4. **Tag sources.** Each claim tagged with [VAULT: note, date] so leakage is verifiable.
### Period A Answer: [Date]
*Context available: [brief summary]*
[Answer using only Period A context]
### Period B Answer: [Date]
*Context available: [brief summary]*
[Answer using only Period A + B context]
### Period C Answer: Now
*Context available: [brief summary]*
[Answer using full vault]
---
## Step 6: Self-Verification
### Anachronism Check
Reread the Period A answer. Does it contain any knowledge, terminology, or perspectives that only appeared later? If yes, flag it and correct.
```bash
Obsidian search query="<suspicious term from Period A answer>" path="Daily Notes" # when did this term first appear?
```
### Prediction Check
Compare the actual answer differences against the predictions from Step 4. Where was the prediction right? Where was it wrong? What does the discrepancy reveal?
---
## Step 7: Compounding Scorecard
### Scoring Table
| Dimension | Period A | Period B | Period C | Compounding? |
|-----------|----------|----------|----------|--------------|
| **Specificity** | /10 | /10 | /10 | Yes/No |
| **Actionability** | /10 | /10 | /10 | Yes/No |
| **Personal relevance** | /10 | /10 | /10 | Yes/No |
| **Cross-domain connections** | /10 | /10 | /10 | Yes/No |
Definitions:
- **Specificity**: Does the answer reference specific projects, people, decisions, or experiences? Or is it generic advice?

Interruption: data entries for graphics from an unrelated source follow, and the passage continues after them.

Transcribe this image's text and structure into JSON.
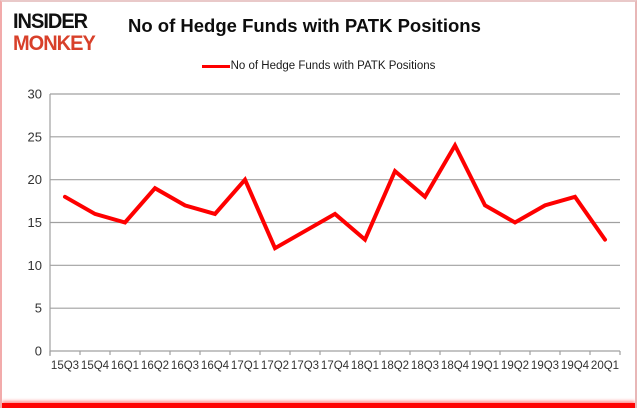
{
  "header": {
    "logo_line1": "INSIDER",
    "logo_line2": "MONKEY",
    "title": "No of Hedge Funds with PATK Positions"
  },
  "legend": {
    "label": "No of Hedge Funds with PATK Positions"
  },
  "chart_data": {
    "type": "line",
    "title": "No of Hedge Funds with PATK Positions",
    "categories": [
      "15Q3",
      "15Q4",
      "16Q1",
      "16Q2",
      "16Q3",
      "16Q4",
      "17Q1",
      "17Q2",
      "17Q3",
      "17Q4",
      "18Q1",
      "18Q2",
      "18Q3",
      "18Q4",
      "19Q1",
      "19Q2",
      "19Q3",
      "19Q4",
      "20Q1"
    ],
    "series": [
      {
        "name": "No of Hedge Funds with PATK Positions",
        "values": [
          18,
          16,
          15,
          19,
          17,
          16,
          20,
          12,
          14,
          16,
          13,
          21,
          18,
          24,
          17,
          15,
          17,
          18,
          13
        ]
      }
    ],
    "xlabel": "",
    "ylabel": "",
    "ylim": [
      0,
      30
    ],
    "yticks": [
      0,
      5,
      10,
      15,
      20,
      25,
      30
    ],
    "grid": true,
    "legend_position": "top"
  },
  "colors": {
    "line": "#fe0000",
    "grid": "#a0a0a0",
    "axis_text": "#333333",
    "logo_red": "#d8402a",
    "border_bottom": "#fe0303"
  }
}
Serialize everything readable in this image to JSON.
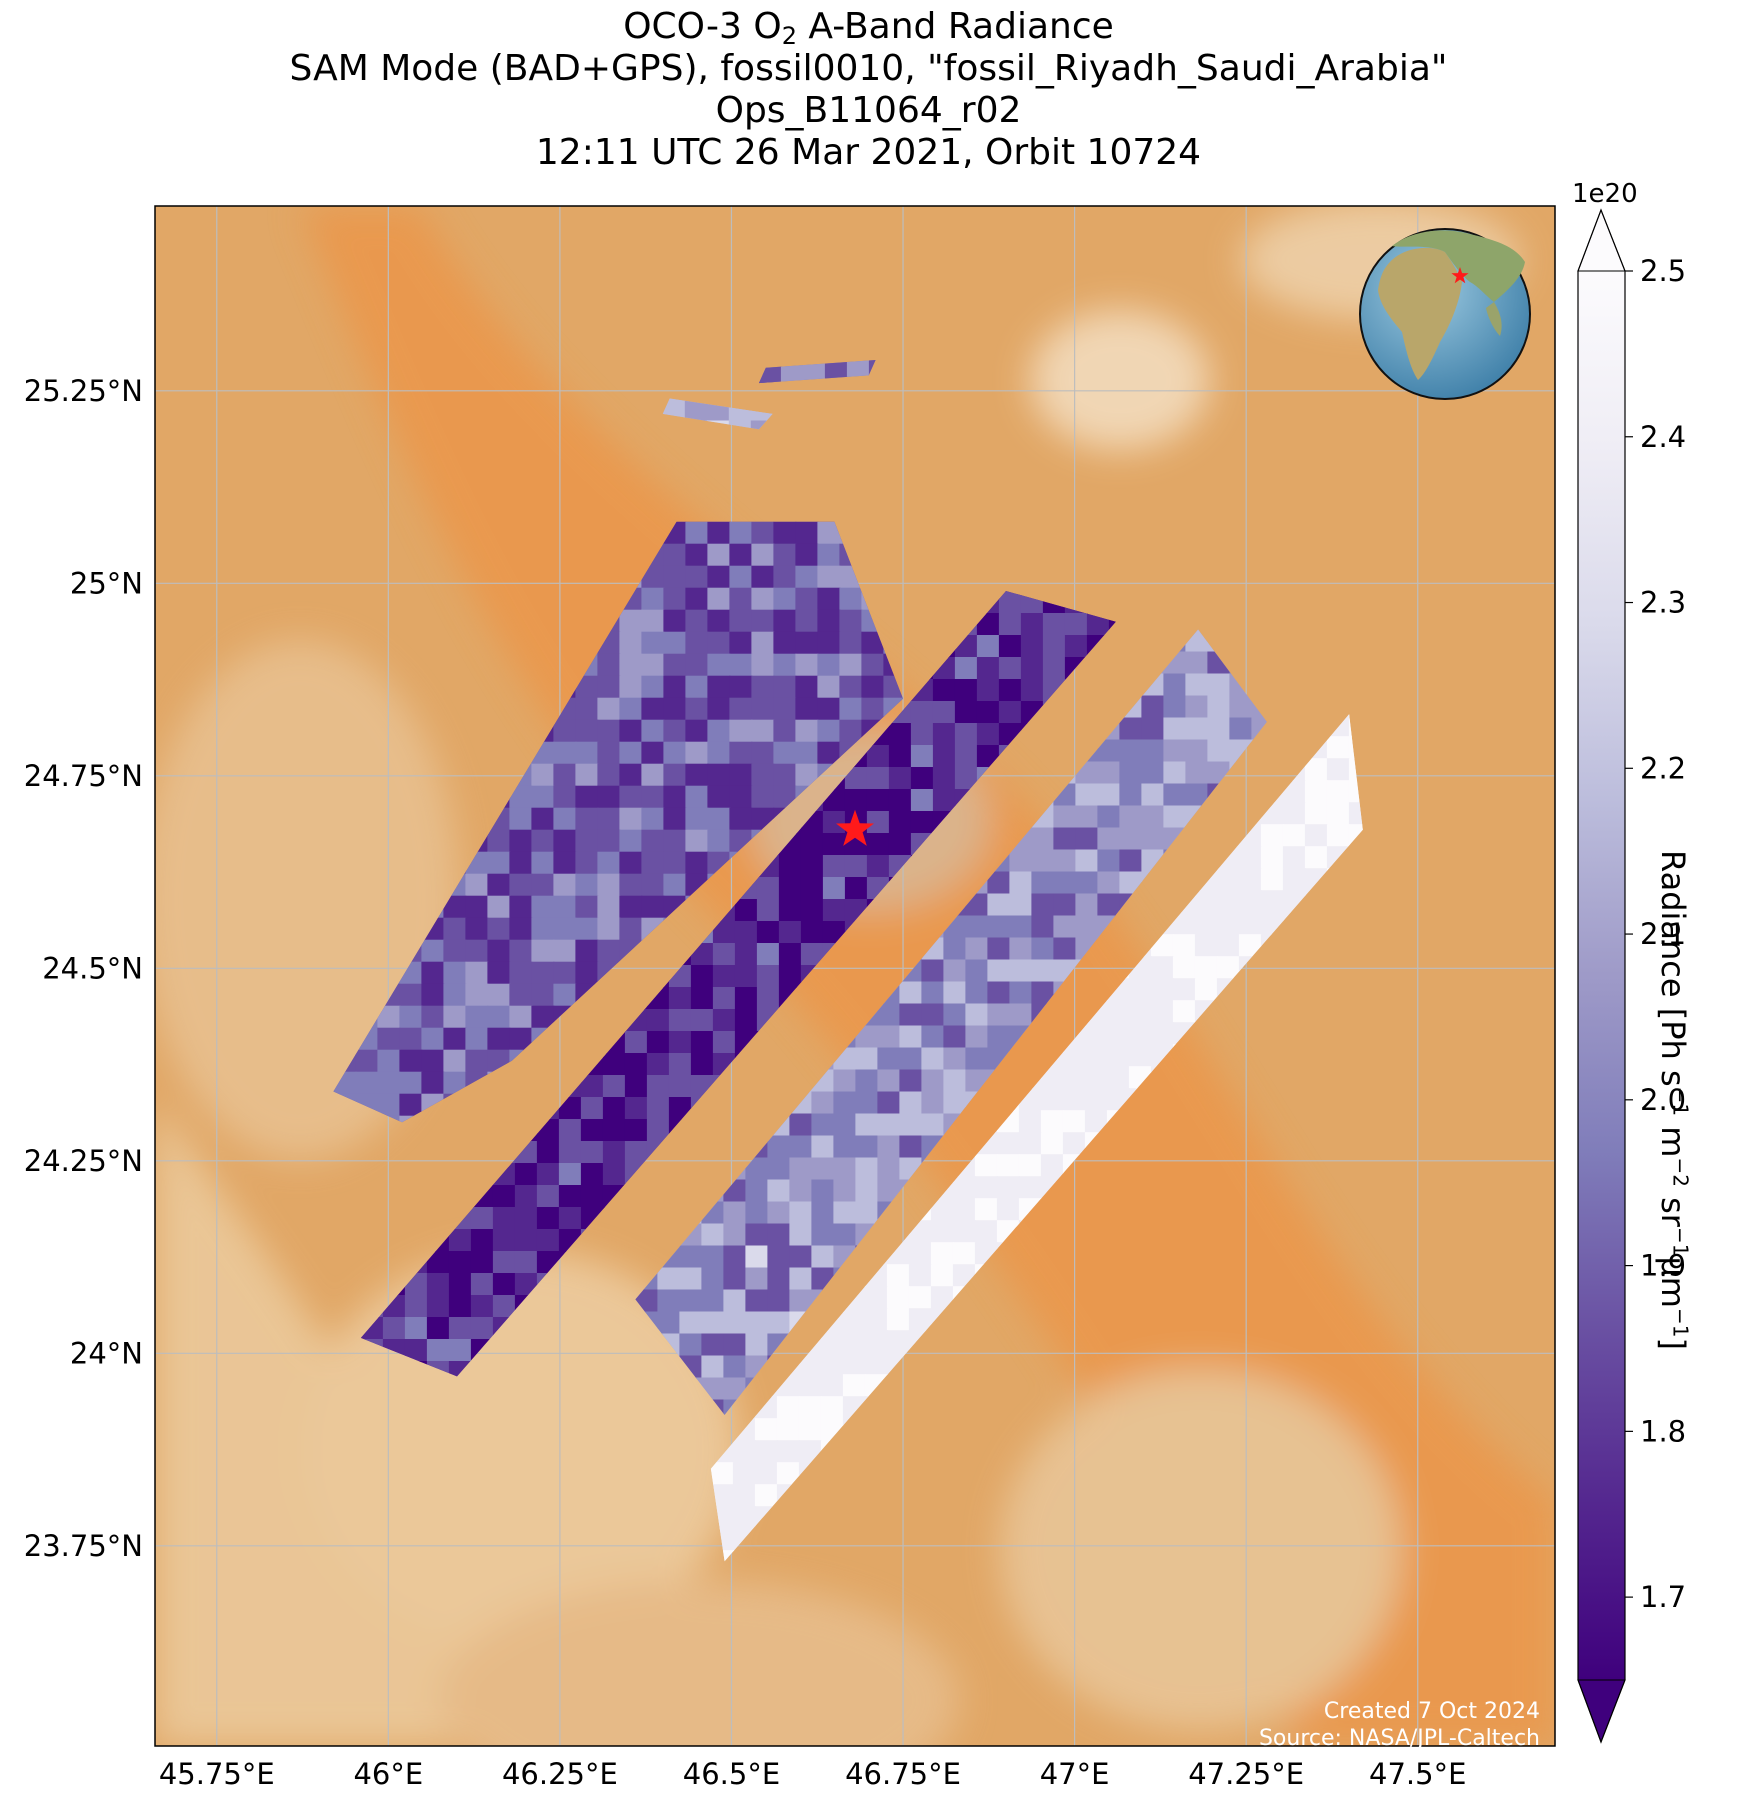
{
  "title": {
    "line1_prefix": "OCO-3 O",
    "line1_sub": "2",
    "line1_suffix": " A-Band Radiance",
    "line2": "SAM Mode (BAD+GPS), fossil0010, \"fossil_Riyadh_Saudi_Arabia\"",
    "line3": "Ops_B11064_r02",
    "line4": "12:11 UTC 26 Mar 2021, Orbit 10724"
  },
  "map": {
    "lon_ticks": [
      "45.75°E",
      "46°E",
      "46.25°E",
      "46.5°E",
      "46.75°E",
      "47°E",
      "47.25°E",
      "47.5°E"
    ],
    "lat_ticks": [
      "25.25°N",
      "25°N",
      "24.75°N",
      "24.5°N",
      "24.25°N",
      "24°N",
      "23.75°N"
    ],
    "target_marker": {
      "lon": 46.68,
      "lat": 24.68,
      "color": "#ff1a1a",
      "shape": "star"
    },
    "inset_globe": "globe-locator",
    "colors": {
      "desert": "#e4a865",
      "dune": "#ec9448",
      "gridline": "#bdbdbd"
    }
  },
  "colorbar": {
    "exponent": "1e20",
    "ticks": [
      "2.5",
      "2.4",
      "2.3",
      "2.2",
      "2.1",
      "2.0",
      "1.9",
      "1.8",
      "1.7"
    ],
    "min": 1.65,
    "max": 2.5,
    "label_prefix": "Radiance [Ph s",
    "label_parts": [
      "−1",
      " m",
      "−2",
      " sr",
      "−1",
      "μm",
      "−1",
      "]"
    ],
    "colormap": "Purples_r",
    "colors": [
      "#3f007d",
      "#54278f",
      "#6a51a3",
      "#807dba",
      "#9e9ac8",
      "#bcbddc",
      "#dadaeb",
      "#efedf5",
      "#fcfbfd"
    ]
  },
  "chart_data": {
    "type": "heatmap",
    "x_label": "",
    "y_label": "",
    "xlim": [
      45.66,
      47.7
    ],
    "ylim": [
      23.49,
      25.49
    ],
    "value_unit_multiplier": "1e20",
    "swaths": [
      {
        "id": 1,
        "corners": [
          [
            46.42,
            25.08
          ],
          [
            46.65,
            25.08
          ],
          [
            46.75,
            24.85
          ],
          [
            46.18,
            24.38
          ],
          [
            46.02,
            24.3
          ],
          [
            45.92,
            24.34
          ]
        ],
        "mean_radiance": 1.9
      },
      {
        "id": 2,
        "corners": [
          [
            46.9,
            24.99
          ],
          [
            47.06,
            24.95
          ],
          [
            46.1,
            23.97
          ],
          [
            45.96,
            24.02
          ]
        ],
        "mean_radiance": 1.74
      },
      {
        "id": 3,
        "corners": [
          [
            47.18,
            24.94
          ],
          [
            47.28,
            24.82
          ],
          [
            46.49,
            23.92
          ],
          [
            46.36,
            24.07
          ]
        ],
        "mean_radiance": 2.05
      },
      {
        "id": 4,
        "corners": [
          [
            47.4,
            24.83
          ],
          [
            47.42,
            24.68
          ],
          [
            46.49,
            23.73
          ],
          [
            46.47,
            23.85
          ]
        ],
        "mean_radiance": 2.42
      },
      {
        "id": 5,
        "corners": [
          [
            46.41,
            25.24
          ],
          [
            46.56,
            25.22
          ],
          [
            46.54,
            25.2
          ],
          [
            46.4,
            25.22
          ]
        ],
        "mean_radiance": 2.15
      },
      {
        "id": 6,
        "corners": [
          [
            46.55,
            25.28
          ],
          [
            46.71,
            25.29
          ],
          [
            46.7,
            25.27
          ],
          [
            46.54,
            25.26
          ]
        ],
        "mean_radiance": 2.0
      }
    ]
  },
  "credits": {
    "created": "Created 7 Oct 2024",
    "source": "Source: NASA/JPL-Caltech"
  }
}
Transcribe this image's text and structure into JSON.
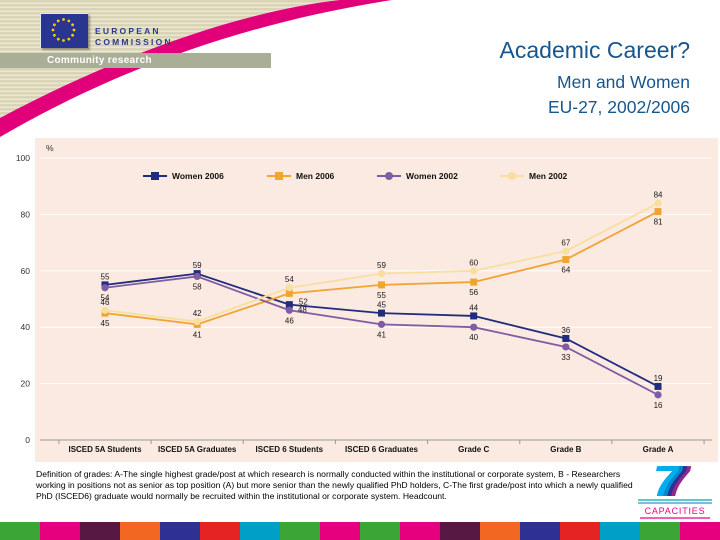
{
  "header": {
    "commission_line1": "EUROPEAN",
    "commission_line2": "COMMISSION",
    "banner_label": "Community research"
  },
  "slide_title": {
    "title": "Academic Career?",
    "subtitle_line1": "Men and Women",
    "subtitle_line2": "EU-27, 2002/2006"
  },
  "theme": {
    "accent_pink": "#E2007A",
    "header_beige": "#D9D4B6",
    "header_beige_stripe": "#ECE8D5",
    "banner_olive": "#A9AE97",
    "plot_background": "#FAEAE1",
    "title_blue": "#17568C",
    "flag_blue": "#29358E",
    "flag_star_yellow": "#FFCC00"
  },
  "chart_data": {
    "type": "line",
    "title": "",
    "xlabel": "",
    "ylabel": "%",
    "ylim": [
      0,
      100
    ],
    "yticks": [
      0,
      20,
      40,
      60,
      80,
      100
    ],
    "grid": "horizontal",
    "legend_position": "top",
    "categories": [
      "ISCED 5A Students",
      "ISCED 5A Graduates",
      "ISCED 6 Students",
      "ISCED 6 Graduates",
      "Grade C",
      "Grade B",
      "Grade A"
    ],
    "series": [
      {
        "name": "Women 2006",
        "color": "#202C7D",
        "marker": "square",
        "label_pos": "above",
        "values": [
          55,
          59,
          48,
          45,
          44,
          36,
          19
        ]
      },
      {
        "name": "Men 2006",
        "color": "#F0A432",
        "marker": "square",
        "label_pos": "below",
        "values": [
          45,
          41,
          52,
          55,
          56,
          64,
          81
        ]
      },
      {
        "name": "Women 2002",
        "color": "#7F5CA4",
        "marker": "circle",
        "label_pos": "below",
        "values": [
          54,
          58,
          46,
          41,
          40,
          33,
          16
        ]
      },
      {
        "name": "Men 2002",
        "color": "#F8DF9F",
        "marker": "circle",
        "label_pos": "above",
        "values": [
          46,
          42,
          54,
          59,
          60,
          67,
          84
        ]
      }
    ]
  },
  "footer": {
    "definition": "Definition of grades: A-The single highest grade/post at which research is normally conducted within the institutional or corporate system, B - Researchers working in positions not as senior as top position (A) but more senior than the newly qualified PhD holders, C-The first grade/post into which a newly qualified PhD (ISCED6) graduate would normally be recruited within the institutional or corporate system. Headcount.",
    "capacities_glyph": "7",
    "capacities_label": "CAPACITIES"
  },
  "footer_strip": {
    "colors": [
      "#3BA535",
      "#E6007E",
      "#571943",
      "#F26823",
      "#2E3092",
      "#E52322",
      "#009FC7",
      "#3BA535",
      "#E6007E",
      "#3BA535",
      "#E6007E",
      "#571943",
      "#F26823",
      "#2E3092",
      "#E52322",
      "#009FC7",
      "#3BA535",
      "#E6007E"
    ]
  }
}
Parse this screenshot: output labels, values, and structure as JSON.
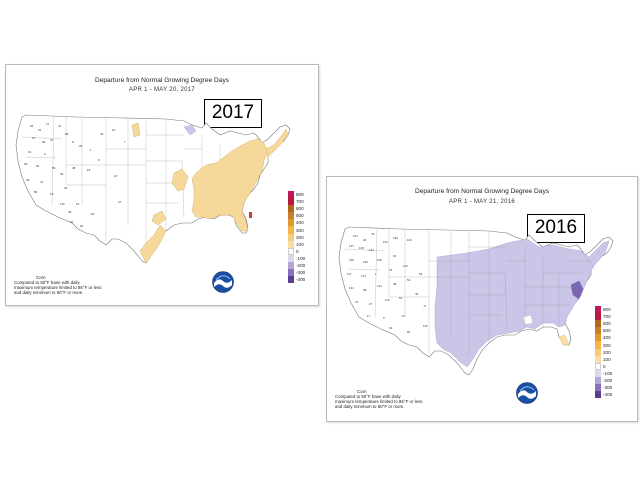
{
  "maps": [
    {
      "id": "2017",
      "title": "Departure from Normal Growing Degree Days",
      "subtitle": "APR 1 - MAY 20, 2017",
      "year_label": "2017",
      "footer": {
        "line1": "Corn",
        "line2": "Computed to 50°F base with daily",
        "line3": "maximum temperature limited to 86°F or less",
        "line4": "and daily minimum to 50°F or more."
      },
      "station_values": [
        "26",
        "31",
        "11",
        "41",
        "61",
        "69",
        "47",
        "-48",
        "8",
        "31",
        "2",
        "-36",
        "1",
        "64",
        "81",
        "89",
        "36",
        "74",
        "39",
        "48",
        "86",
        "19",
        "33",
        "-19",
        "8",
        "10",
        "27",
        "16",
        "-52",
        "39",
        "115",
        "87",
        "60",
        "43",
        "61",
        "7"
      ],
      "highlight_color": "#f6d99a"
    },
    {
      "id": "2016",
      "title": "Departure from Normal Growing Degree Days",
      "subtitle": "APR 1 - MAY 21, 2016",
      "year_label": "2016",
      "footer": {
        "line1": "Corn",
        "line2": "Computed to 50°F base with daily",
        "line3": "maximum temperature limited to 86°F or less",
        "line4": "and daily minimum to 50°F or more."
      },
      "station_values": [
        "107",
        "93",
        "79",
        "137",
        "129",
        "131",
        "134",
        "120",
        "103",
        "215",
        "155",
        "108",
        "66",
        "117",
        "174",
        "1",
        "73",
        "110",
        "131",
        "95",
        "114",
        "48",
        "53",
        "65",
        "31",
        "27",
        "110",
        "51",
        "45",
        "-5",
        "17",
        "9",
        "-27",
        "91",
        "66",
        "110"
      ],
      "highlight_color": "#c9c6e8"
    }
  ],
  "legend": {
    "items": [
      {
        "label": "800",
        "color": "#c2185b"
      },
      {
        "label": "700",
        "color": "#b71c3f"
      },
      {
        "label": "600",
        "color": "#b5651d"
      },
      {
        "label": "500",
        "color": "#c87f2b"
      },
      {
        "label": "400",
        "color": "#e0982f"
      },
      {
        "label": "300",
        "color": "#f2b54a"
      },
      {
        "label": "200",
        "color": "#f6cb7b"
      },
      {
        "label": "100",
        "color": "#f8dda6"
      },
      {
        "label": "0",
        "color": "#ffffff"
      },
      {
        "label": "-100",
        "color": "#dcd9ef"
      },
      {
        "label": "-200",
        "color": "#b3a8d6"
      },
      {
        "label": "-300",
        "color": "#8a6fbc"
      },
      {
        "label": "-400",
        "color": "#5b3d91"
      }
    ],
    "bottom_color": "#555555"
  }
}
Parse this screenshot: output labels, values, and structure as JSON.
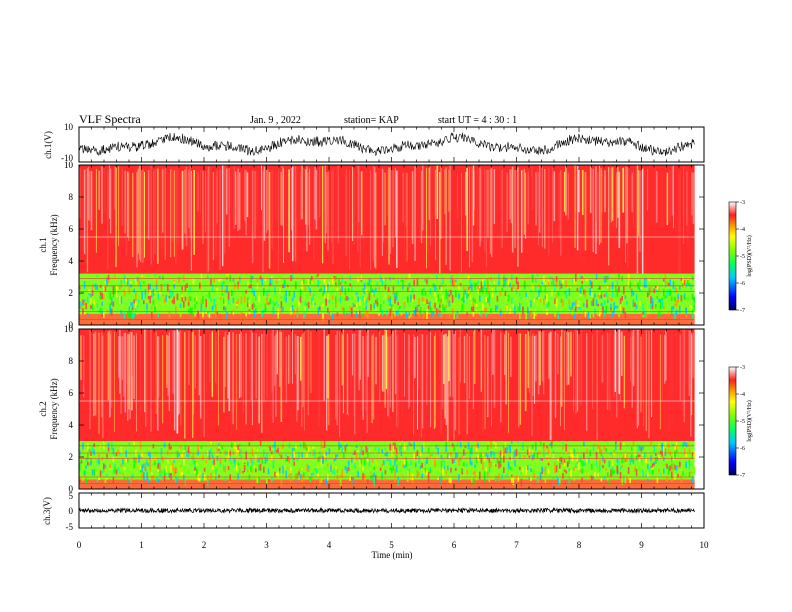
{
  "header": {
    "title": "VLF Spectra",
    "date": "Jan. 9 , 2022",
    "station": "station= KAP",
    "start": "start UT = 4 : 30 : 1"
  },
  "chart_data": [
    {
      "type": "line",
      "panel": "ch1-waveform",
      "ylabel": "ch.1(V)",
      "ylim": [
        -10,
        10
      ],
      "y_ticks": [
        "10",
        "-10"
      ],
      "x_range_min": [
        0,
        9.85
      ],
      "signal_range": [
        -6.5,
        6.5
      ],
      "line_color": "#000000"
    },
    {
      "type": "heatmap",
      "panel": "ch1-spectrogram",
      "ylabel": "ch.1 Frequency (kHz)",
      "ylim": [
        0,
        10
      ],
      "y_ticks": [
        "0",
        "2",
        "4",
        "6",
        "8",
        "10"
      ],
      "x_range_min": [
        0,
        9.85
      ],
      "bands_khz": {
        "noise_band": [
          0,
          3.2
        ],
        "lower_gap": [
          0,
          0.7
        ],
        "upper_noise": [
          3.2,
          10
        ]
      },
      "colorbar": {
        "label": "log(PSD)(V²/Hz)",
        "range": [
          -7,
          -3
        ],
        "ticks": [
          "-3",
          "-4",
          "-5",
          "-6",
          "-7"
        ]
      }
    },
    {
      "type": "heatmap",
      "panel": "ch2-spectrogram",
      "ylabel": "ch.2 Frequency (kHz)",
      "ylim": [
        0,
        10
      ],
      "y_ticks": [
        "0",
        "2",
        "4",
        "6",
        "8",
        "10"
      ],
      "x_range_min": [
        0,
        9.85
      ],
      "bands_khz": {
        "noise_band": [
          0,
          3.0
        ],
        "lower_gap": [
          0,
          0.6
        ],
        "upper_noise": [
          3.0,
          10
        ]
      },
      "colorbar": {
        "label": "log(PSD)(V²/Hz)",
        "range": [
          -7,
          -3
        ],
        "ticks": [
          "-3",
          "-4",
          "-5",
          "-6",
          "-7"
        ]
      }
    },
    {
      "type": "line",
      "panel": "ch3-waveform",
      "ylabel": "ch.3(V)",
      "ylim": [
        -5,
        5
      ],
      "y_ticks": [
        "5",
        "0",
        "-5"
      ],
      "x_range_min": [
        0,
        9.85
      ],
      "signal_range": [
        -0.6,
        0.6
      ],
      "line_color": "#000000"
    }
  ],
  "xaxis": {
    "label": "Time (min)",
    "ticks": [
      "0",
      "1",
      "2",
      "3",
      "4",
      "5",
      "6",
      "7",
      "8",
      "9",
      "10"
    ],
    "range": [
      0,
      10
    ]
  },
  "colormap": [
    "#000080",
    "#0000ff",
    "#00a0ff",
    "#00ffa0",
    "#00ff00",
    "#a0ff00",
    "#ffff00",
    "#ff9900",
    "#ff2020",
    "#ff9090",
    "#ffffff"
  ]
}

- **Actionability**: Could you act on this answer today? Or is it abstract?
- **Personal relevance**: Does the answer account for specific constraints, values, and context? Or could it apply to anyone?
- **Cross-domain connections**: Does the answer draw on multiple areas of the vault to produce a richer answer?
### Compounding Narrative
In 2-3 paragraphs: What changed between the answers? Where did the additional context produce the biggest improvement? Was the improvement gradual or did it jump at a specific inflection point?
### Null Result Handling
If the answers didn't meaningfully improve across periods, that's the finding. Possible reasons:
- The question isn't context-sensitive (any agent could answer it)
- The vault's relevant context didn't actually grow
- The context grew but in ways that don't affect this question
Don't force a compounding narrative if the data doesn't show it. Honest null results are more valuable than fabricated progress.
### The Compounding Rate
At the current rate of vault growth, estimate: how much better would the answer be in 6 months? What specific context additions would produce the biggest improvement?
---
## Anti-Patterns
**1. The Volume Illusion**
Making later answers longer and calling that improvement. Length is not quality. All three answers must be the same length.
**2. The Knowledge Leak**
Using information from Period C when writing Period A or B. This is the most common failure mode.
**3. The Forced Compounding**
Manufacturing improvement when the vault doesn't show it.
**4. The Generic Early Answer**
Making Period A deliberately vague or bad to make the improvement look more dramatic.
**5. The Summary Trap**
Turning the three answers into summaries of what the vault contains at each period, rather than genuine attempts to answer the question.
**6. The Cheerleader**
Celebrating every improvement uncritically. Some improvements are trivial. The scorecard should distinguish between meaningful and cosmetic improvements.
---
## Output Format
**COMPOUND: [Question]**
**Vault temporal range:** [earliest to latest relevant note]
**Periods selected:** [Period A date, Period B date, Period C (now)]
**Relevant data points:** A: [n], B: [n], C: [n]
---
[Period A Answer]
[Period B Answer]
[Period C Answer]
---
[Self-verification results]
[Compounding Scorecard table]
[Compounding narrative]
[The Compounding Rate]
---
## Output Guidelines
- The three answers are the core of this command. They must be genuine attempts to answer the question, not demonstrations of what the vault contains.
- Equal length is a hard constraint. It prevents the lazy version where later answers are just longer.
- Knowledge leakage is the thing that ruins this exercise. Be vigilant about it.
- The null result is a valid finding. If compounding isn't happening for a topic, that's useful information about what the vault needs.
- Cite specific notes and dates in every answer. Traceability is what makes this exercise honest.